Huda Ben Amer (هدى بن عامر) is a former Libyan politician. A follower of the Libyan ruler, Colonel Muammar Gaddafi, she was the Secretary of the General People's Congress of Inspection People's Control and mayor of Benghazi until the Libyan Civil War.

== Early life ==
Ben Amer was born in Marj near Benghazi and attended the Garyounis University in Benghazi. Belonging to a poor family without influence, Ben Amer lived in a two-room shack in central Benghazi.

== Execution of Al-Sadek Hamed Al-Shuwehdy ==
Ben Amer would rise to national prominence at a public execution staged by the Gaddafi government in 1984. The event in Benghazi's basketball stadium had been announced as the trial of one of Gaddafi's political enemies, Al-Sadek Hamed Al-Shuwehdy, an engineer who had been peacefully campaigning against the colonel's rule. But instead the schoolchildren and students who had been assembled for the purpose were made to see Al-Shuwehdy's execution by hanging. While the hanged man writhed on the gallows, Ben Amer stepped forward and grabbed al-Shuwehdy's legs, pulling him down until he stopped struggling and died.

That display of ruthlessness, about which she later liked to boast—she is remembered in Benghazi by her saying "we don't need talking, we need hangings"—earned her the enduring loathing of the people of Benghazi and the nickname Huda Al-Shannaga—"Huda the Executioner". However, it impressed Gaddafi, who had been watching the execution on live television.

== Later career ==
He subsequently promoted Ben Amer to high government posts, including twice mayor of Benghazi and a leading member of the Legion Thoria, Gaddafi's organization of revolutionary committees. Eventually she became a favorite of Gaddafi, and one of the richest and most powerful women in Libya.

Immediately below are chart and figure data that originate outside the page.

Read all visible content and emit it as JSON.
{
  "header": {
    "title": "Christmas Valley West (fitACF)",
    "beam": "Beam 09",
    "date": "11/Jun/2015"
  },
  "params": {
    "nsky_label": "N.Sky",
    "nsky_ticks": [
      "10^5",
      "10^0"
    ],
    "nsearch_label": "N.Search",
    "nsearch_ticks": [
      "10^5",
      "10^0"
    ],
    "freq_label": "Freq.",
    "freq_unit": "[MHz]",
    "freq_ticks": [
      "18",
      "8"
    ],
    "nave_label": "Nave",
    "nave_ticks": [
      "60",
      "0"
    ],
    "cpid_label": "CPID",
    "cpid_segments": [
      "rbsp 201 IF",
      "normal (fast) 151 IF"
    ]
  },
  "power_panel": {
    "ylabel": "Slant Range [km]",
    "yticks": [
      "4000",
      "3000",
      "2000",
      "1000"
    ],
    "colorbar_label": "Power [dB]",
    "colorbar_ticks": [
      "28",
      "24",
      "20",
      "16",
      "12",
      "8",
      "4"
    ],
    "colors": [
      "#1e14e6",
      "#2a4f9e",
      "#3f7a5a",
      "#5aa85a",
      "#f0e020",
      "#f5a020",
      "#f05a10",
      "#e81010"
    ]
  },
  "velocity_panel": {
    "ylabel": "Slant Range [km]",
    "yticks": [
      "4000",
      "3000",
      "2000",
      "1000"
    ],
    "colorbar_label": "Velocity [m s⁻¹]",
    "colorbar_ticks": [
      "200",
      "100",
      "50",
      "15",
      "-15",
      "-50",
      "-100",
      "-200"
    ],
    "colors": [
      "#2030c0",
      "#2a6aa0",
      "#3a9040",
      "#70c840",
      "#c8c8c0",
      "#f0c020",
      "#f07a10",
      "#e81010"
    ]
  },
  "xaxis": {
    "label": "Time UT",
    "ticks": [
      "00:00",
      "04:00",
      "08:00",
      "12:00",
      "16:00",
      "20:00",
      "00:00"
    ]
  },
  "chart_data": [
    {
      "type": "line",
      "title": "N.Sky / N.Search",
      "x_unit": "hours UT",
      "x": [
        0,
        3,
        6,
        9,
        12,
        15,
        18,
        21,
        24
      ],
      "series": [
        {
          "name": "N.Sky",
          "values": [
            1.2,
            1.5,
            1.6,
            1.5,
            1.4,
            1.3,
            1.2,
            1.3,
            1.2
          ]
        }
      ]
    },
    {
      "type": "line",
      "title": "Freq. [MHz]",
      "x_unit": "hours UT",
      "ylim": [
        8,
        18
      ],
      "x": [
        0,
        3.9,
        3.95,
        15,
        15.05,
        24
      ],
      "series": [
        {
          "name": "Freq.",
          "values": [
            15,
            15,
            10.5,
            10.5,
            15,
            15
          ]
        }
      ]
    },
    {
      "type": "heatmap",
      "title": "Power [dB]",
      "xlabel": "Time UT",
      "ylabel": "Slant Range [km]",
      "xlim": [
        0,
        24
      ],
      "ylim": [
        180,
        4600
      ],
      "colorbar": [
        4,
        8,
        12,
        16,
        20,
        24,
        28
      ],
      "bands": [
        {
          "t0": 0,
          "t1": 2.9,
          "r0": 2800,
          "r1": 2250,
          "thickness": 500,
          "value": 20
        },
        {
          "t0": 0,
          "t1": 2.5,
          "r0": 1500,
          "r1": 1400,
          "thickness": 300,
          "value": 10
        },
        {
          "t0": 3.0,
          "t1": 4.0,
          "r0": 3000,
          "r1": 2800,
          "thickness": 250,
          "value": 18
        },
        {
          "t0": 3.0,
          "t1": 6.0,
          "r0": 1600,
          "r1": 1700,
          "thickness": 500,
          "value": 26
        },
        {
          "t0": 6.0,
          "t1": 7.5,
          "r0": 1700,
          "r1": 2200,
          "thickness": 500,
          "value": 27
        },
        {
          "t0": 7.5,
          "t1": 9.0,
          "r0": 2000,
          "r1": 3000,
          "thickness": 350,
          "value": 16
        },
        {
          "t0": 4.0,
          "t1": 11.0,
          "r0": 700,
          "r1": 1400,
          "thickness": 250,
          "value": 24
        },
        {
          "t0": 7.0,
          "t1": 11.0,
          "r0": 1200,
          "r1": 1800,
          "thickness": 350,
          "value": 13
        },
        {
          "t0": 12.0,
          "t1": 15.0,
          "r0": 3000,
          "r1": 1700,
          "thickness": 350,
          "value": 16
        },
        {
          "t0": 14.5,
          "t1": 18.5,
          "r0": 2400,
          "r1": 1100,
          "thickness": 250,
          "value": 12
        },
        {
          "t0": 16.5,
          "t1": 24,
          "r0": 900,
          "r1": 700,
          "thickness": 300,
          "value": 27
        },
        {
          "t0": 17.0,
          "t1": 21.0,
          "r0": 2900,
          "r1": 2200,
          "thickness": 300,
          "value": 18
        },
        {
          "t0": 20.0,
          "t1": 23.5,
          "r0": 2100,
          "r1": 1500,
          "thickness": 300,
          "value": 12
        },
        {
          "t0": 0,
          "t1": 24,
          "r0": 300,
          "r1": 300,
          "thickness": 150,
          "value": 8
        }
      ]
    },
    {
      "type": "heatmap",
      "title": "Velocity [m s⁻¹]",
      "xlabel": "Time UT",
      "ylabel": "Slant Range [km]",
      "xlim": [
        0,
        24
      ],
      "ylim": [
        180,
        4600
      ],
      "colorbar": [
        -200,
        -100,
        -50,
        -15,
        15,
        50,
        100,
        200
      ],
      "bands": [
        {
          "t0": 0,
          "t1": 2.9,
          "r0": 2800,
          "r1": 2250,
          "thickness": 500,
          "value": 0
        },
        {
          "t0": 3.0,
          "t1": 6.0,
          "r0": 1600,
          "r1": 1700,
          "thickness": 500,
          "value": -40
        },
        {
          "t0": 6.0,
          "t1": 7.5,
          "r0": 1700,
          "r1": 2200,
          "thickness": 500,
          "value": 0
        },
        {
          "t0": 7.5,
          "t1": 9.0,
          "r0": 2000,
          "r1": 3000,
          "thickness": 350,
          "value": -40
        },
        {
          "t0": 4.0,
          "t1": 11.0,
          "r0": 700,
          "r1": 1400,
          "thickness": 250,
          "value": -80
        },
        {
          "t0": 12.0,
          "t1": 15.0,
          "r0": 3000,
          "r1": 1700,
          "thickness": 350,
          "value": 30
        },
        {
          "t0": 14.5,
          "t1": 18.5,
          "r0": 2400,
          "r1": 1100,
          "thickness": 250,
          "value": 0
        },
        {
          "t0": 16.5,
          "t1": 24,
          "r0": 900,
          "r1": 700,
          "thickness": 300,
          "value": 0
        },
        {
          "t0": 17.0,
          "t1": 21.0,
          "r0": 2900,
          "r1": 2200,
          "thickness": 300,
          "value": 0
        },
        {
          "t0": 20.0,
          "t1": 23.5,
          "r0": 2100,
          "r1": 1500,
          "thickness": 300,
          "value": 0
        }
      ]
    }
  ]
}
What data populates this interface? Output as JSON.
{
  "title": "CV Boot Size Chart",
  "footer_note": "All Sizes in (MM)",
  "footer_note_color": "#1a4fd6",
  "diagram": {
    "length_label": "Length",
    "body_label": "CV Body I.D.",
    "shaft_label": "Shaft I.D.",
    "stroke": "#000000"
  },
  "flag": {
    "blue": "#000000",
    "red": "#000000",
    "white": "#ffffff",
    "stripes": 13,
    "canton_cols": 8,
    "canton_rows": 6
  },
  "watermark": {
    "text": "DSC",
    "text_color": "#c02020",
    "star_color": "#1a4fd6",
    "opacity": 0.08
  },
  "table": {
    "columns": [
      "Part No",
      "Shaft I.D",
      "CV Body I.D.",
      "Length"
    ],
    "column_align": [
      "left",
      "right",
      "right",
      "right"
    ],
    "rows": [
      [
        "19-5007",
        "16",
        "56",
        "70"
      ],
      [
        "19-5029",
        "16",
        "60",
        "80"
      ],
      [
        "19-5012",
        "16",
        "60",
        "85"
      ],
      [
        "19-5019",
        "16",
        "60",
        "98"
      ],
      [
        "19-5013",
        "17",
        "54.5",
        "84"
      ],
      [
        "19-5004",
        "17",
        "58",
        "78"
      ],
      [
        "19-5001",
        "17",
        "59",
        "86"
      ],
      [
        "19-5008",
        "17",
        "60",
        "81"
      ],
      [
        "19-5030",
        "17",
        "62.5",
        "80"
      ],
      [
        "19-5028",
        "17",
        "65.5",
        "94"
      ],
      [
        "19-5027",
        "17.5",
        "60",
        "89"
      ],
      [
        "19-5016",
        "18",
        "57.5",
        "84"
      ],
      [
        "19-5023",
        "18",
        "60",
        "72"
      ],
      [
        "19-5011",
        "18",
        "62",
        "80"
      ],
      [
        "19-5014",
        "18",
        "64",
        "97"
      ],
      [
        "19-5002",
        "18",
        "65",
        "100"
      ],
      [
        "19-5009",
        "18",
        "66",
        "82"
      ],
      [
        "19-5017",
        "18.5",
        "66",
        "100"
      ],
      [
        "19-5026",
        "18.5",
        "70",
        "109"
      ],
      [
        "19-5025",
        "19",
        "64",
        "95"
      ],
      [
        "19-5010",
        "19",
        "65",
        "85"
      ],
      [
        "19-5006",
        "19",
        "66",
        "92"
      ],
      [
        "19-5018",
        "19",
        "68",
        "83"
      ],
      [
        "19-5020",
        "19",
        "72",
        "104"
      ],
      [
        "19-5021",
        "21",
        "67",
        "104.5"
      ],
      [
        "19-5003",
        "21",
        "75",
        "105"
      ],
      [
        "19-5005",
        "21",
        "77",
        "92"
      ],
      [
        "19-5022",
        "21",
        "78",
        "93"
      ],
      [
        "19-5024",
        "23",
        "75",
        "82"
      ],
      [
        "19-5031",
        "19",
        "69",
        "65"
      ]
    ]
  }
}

In the course of the national uprising in early 2011, a crowd stormed Ben Amer's sprawling mansion in Benghazi and, finding her gone, burned it to the ground. Later in March 2011, she was seen next to Gaddafi on one of his televised addresses. On 2 September 2011, Guma el-Gamaty, the UK coordinator of the National Transitional Council posted on Twitter that Ben Amer had been arrested in Tripoli by NTC forces.

Her arrest was never confirmed and she did not stand trial. She was interviewed by the Gaddafi loyalist-controlled Jamahiriya TV in 2019. In 2022, she gave another interview via the Clubhouse app where she accused Prime Minister Abdul Hamid Dbeibeh's family of corruption.